La Regione Siciliana ha istituito una task force per monitorare eventuali casi di difterite e intervenire tempestivamente sui possibili rischi epidemiologici, a pochi giorni dalla morte della bambina di quattro anni non vaccinata. Il decreto è stato firmato dall’assessore regionale alla Salute Marcello Caruso, con il sostegno del presidente della Regione Renato Schifani, che ha sottolineato la necessità di proteggere i bambini e aumentare le coperture vaccinali. Il gruppo dovrà seguire l’evoluzione del possibile focolaio di difterite, definire misure per contenere la circolazione del batterio e promuovere le vaccinazioni obbligatorie e quelle previste dal Piano vaccinale regionale nella fascia 0-24 mesi. Attenzione anche ai richiami tra i 5 e i 6 anni, con particolare riguardo al morbillo, la cui circolazione è in aumento.
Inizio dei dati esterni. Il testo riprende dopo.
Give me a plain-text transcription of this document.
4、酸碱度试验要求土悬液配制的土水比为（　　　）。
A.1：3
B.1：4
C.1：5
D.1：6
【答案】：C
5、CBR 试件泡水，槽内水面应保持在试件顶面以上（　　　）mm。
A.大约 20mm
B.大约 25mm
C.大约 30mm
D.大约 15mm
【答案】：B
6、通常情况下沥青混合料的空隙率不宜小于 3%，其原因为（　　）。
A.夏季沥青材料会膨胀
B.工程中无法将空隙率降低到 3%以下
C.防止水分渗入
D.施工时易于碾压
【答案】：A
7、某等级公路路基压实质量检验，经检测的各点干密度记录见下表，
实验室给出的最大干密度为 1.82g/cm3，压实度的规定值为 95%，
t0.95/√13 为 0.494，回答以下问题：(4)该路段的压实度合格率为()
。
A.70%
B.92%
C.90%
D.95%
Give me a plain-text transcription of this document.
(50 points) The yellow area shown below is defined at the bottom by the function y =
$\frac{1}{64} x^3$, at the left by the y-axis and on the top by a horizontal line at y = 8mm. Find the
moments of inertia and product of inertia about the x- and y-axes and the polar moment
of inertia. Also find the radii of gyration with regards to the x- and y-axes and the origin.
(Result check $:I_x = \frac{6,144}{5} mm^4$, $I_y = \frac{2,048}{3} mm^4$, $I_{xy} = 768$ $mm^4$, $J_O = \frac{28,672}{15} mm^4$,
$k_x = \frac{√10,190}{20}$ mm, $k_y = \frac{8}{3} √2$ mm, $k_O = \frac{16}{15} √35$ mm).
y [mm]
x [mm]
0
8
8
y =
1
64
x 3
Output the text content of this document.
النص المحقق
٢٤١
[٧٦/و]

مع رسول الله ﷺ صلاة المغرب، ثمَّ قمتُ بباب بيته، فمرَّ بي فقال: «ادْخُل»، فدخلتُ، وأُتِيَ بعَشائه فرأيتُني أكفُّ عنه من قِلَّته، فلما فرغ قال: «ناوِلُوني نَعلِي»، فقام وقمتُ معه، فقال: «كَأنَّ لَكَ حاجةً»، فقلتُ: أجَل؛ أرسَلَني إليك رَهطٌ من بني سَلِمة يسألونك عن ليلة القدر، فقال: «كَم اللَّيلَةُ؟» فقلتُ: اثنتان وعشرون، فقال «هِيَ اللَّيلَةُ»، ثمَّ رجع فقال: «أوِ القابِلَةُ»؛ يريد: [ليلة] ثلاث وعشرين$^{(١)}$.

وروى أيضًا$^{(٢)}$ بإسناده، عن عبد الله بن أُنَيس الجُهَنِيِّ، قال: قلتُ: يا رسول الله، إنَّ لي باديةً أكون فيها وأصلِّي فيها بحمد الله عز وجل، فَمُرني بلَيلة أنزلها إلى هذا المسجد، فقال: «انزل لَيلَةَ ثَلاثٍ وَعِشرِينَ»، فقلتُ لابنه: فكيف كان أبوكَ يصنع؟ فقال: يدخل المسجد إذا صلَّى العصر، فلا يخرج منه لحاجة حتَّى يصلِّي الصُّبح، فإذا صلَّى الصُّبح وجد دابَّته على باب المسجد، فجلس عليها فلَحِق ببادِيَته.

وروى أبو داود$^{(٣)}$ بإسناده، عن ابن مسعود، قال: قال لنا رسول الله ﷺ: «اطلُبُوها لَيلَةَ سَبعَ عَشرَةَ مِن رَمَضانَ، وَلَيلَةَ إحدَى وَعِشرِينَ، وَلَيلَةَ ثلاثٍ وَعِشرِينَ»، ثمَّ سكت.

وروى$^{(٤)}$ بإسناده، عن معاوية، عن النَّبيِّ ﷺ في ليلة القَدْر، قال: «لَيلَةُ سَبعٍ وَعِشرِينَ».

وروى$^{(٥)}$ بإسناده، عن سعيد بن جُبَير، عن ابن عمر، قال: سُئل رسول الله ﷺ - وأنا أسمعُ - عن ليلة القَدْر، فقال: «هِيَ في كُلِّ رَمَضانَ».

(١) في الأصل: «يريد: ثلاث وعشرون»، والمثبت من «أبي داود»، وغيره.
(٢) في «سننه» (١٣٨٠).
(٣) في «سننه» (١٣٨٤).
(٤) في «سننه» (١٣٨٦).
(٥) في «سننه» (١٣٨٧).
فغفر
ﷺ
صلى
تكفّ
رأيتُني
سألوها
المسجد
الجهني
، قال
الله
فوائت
La task force punterà inoltre sulla collaborazione tra Aziende sanitarie, pediatri di libera scelta, medici di medicina generale, università e famiglie, dopo la flessione delle vaccinazioni registrata nel periodo successivo al Covid. A presiedere il gruppo sarà Giacomo Scalzo, dirigente generale del Dasoe, il Dipartimento per le Attività Sanitarie e Osservatorio Epidemiologico della Regione Siciliana. Ne sono parte Giovanni Corsello, Antonio Cascio, Walter Mazzucco, Salvatore Amato, Milena Lo Giudice e Salvatore Sammarco. La segreteria sarà affidata a Vincenza Piazza, anch’ella del Dasoe. L’obiettivo è rafforzare la prevenzione, recuperare adesioni alle vaccinazioni e garantire una risposta più rapida alle emergenze sanitarie pediatriche.